Tuesday, June 23, 2009

iPhone Background Processes?

So, quite accidentally, I managed to make an iPhone app that continued to run in the background. I had a controller action that was hooked up to a button. Clicking the button would play the sound using OpenAL. Now, I was more interested in seeing if the code worked than in trying to make it work well. As a result, the action handler blocked until the sound clip was over. Because of the nature of OpenAL, you need to poll an audio source to tell when it has finished playing. Furthermore, it seems that OpenAL gets confused if the audio route changes while it is playing back audio. In my case, all my audio sources got stuck in a "playing" state that never finished.

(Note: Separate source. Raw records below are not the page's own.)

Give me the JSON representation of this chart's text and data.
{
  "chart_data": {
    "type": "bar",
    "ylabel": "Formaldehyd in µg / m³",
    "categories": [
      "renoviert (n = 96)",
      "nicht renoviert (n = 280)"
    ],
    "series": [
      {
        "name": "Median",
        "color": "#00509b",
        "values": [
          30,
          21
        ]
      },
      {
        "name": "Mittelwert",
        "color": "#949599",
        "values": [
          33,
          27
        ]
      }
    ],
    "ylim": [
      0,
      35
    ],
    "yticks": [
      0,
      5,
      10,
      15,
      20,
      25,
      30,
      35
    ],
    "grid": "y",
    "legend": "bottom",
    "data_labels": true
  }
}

Since my prototype code didn't handle audio route changes, my polling loop turned into an infinite loop. With this loop blocking the primary run loop of my app, the quit message was never processed. The application's hosting process continued to run for quite a while. I could see output continue to get spewed to the debug log.

Now, this isn't a very practical solution. Blocking your process' run loop has other, bad side-effects. However, considering how paranoid Apple is about background processes and battery life, I was astounded that the OS didn't kill my obviously runaway process. Though the device itself doesn't seem to enforce the "no background processes" mandate, it likely that an app that did this would not make it past the App Store review process.

In my case, it was easy enough to fix up the code. I was waiting until the audio finished playing because I wanted to do some cleanup. It was easy enough to make a watchdog NSTimer that would occasionally poll my audio sources to see if they had finished playing and, if so, perform the cleanup.